LEERDOELSTELLINGEN
Aan het eind van dit deel zul je in staat zijn om:
- Uitleggen wat een continue bron ladingsverdeling is en hoe het samenhangt met het concept van kwantisatie van lading
- Lijnladingen, oppervlakteladingen en volumeladingen beschrijven
- Het veld berekenen van een continue bron ladingsverdeling van elk teken
De ladingsverdelingen die we tot nu toe hebben gezien waren discreet: opgebouwd uit individuele puntdeeltjes. Dit in tegenstelling tot een continue ladingsverdeling, die ten minste één dimensie heeft die niet nul is. Als een ladingsverdeling continu is in plaats van discreet, kunnen we de definitie van het elektrisch veld veralgemenen. We verdelen de lading eenvoudigweg in infinitesimale stukjes en behandelen elk stukje als een puntlading.
Merk op dat, omdat lading gekwantiseerd is, er niet zoiets bestaat als een “echt” continue ladingsverdeling.

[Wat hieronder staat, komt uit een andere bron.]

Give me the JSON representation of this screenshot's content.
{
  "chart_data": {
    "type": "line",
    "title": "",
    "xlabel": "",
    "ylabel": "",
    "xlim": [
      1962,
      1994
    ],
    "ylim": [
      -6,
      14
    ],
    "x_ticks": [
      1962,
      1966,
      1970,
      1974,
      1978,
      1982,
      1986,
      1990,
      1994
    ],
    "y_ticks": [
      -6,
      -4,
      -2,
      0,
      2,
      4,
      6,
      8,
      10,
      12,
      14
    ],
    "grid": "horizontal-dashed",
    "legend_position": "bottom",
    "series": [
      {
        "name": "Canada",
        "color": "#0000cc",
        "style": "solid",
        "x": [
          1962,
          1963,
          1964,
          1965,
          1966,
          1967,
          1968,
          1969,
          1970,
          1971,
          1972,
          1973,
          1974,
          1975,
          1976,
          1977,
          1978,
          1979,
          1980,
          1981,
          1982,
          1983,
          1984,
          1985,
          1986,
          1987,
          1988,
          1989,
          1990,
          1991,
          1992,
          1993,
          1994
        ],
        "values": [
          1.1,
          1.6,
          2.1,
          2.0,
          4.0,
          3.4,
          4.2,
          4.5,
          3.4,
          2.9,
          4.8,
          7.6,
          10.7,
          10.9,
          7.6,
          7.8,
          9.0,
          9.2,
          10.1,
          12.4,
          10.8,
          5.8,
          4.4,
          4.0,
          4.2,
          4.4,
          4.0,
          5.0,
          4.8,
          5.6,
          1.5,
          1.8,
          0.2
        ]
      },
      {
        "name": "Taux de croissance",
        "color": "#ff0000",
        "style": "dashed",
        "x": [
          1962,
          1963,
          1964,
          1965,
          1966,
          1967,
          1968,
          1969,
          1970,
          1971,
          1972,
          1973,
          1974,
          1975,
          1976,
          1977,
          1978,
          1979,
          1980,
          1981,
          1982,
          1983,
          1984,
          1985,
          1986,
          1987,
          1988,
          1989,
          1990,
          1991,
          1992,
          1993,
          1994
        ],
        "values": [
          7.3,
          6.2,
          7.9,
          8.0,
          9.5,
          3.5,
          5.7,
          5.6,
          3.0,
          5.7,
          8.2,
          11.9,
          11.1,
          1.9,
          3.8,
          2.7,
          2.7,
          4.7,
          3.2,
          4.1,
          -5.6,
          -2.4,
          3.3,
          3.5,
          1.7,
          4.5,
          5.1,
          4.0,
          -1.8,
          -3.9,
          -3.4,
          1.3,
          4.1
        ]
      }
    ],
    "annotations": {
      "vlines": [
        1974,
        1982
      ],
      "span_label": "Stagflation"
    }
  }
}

Maar in de meeste praktische gevallen bestaat de totale lading die het veld creëert uit zo’n groot aantal discrete ladingen dat we veilig het discrete karakter van de lading kunnen negeren en het als continu kunnen beschouwen. Dit is precies de benadering die we maken als we een emmer water beschouwen als een continue vloeistof, in plaats van een verzameling moleculen.
Onze eerste stap is het definiëren van een ladingsdichtheid voor een ladingsverdeling langs een lijn, over een oppervlak, of binnen een volume, zoals in figuur
Definities: Laaddichtheden
Definities van ladingsdichtheid:
- lineaire ladingsdichtheid: \lading per lengte-eenheid (figuur); eenheden zijn coulomb per meter (C/m))
- oppervlakteladingsdichtheid: \lading per oppervlakte-eenheid (figuur); eenheden zijn coulomb per vierkante meter (C/m^2)
- volumeladingsdichtheid: \lading per volume-eenheid (figuur \PageIndex{1c}); eenheden zijn coulomb per vierkante meter (C/m^3)
Voor een lijnlading, een oppervlaktelading, en een volumelading wordt de sommatie in de eerder besproken definitie van een elektrisch veld een integraal en wordt \(q_i) vervangen door respectievelijk \(dq = \lambda dl), \(\sigma dA), of \(\rho dV):
Verwachte{E}(P) &= \onderbrace{\dfrac{1}{4\pi \epsilon_0} \int_{line} \left(\dfrac{lambda \, dl}{r^2}}rechts) \hat{r}}_{text{Lijnlading}} \label{eq2} &= \underbrace{dfrac{1}{4pi \epsilon_0} …\int_{surface}… \links(\dfrac{\sigma \,dA}{r^2}}rechts) \hat{r} }_{\text{Surface charge}}\label{eq3} &= \underbrace{dfrac{1}{4pi \epsilon_0} \. \left(\dfrac{\rho \,dV}{r^2}}rechts) \hat{r}}_{text{Volume lading}} {\label{eq4}
De integralen in vergelijkingen \ref{eq1}-\ref{eq4} zijn generalisaties van de uitdrukking voor het veld van een puntlading. Ze bevatten impliciet het principe van superpositie en gaan daar ook van uit. De “truc” om ze te gebruiken is bijna altijd om met correcte uitdrukkingen te komen voor (dl), (dA), of (dV), naargelang het geval, uitgedrukt in termen van r, en ook om de ladingsdichtheidsfunctie op de juiste manier uit te drukken. Het kan constant zijn; het kan afhankelijk zijn van de plaats.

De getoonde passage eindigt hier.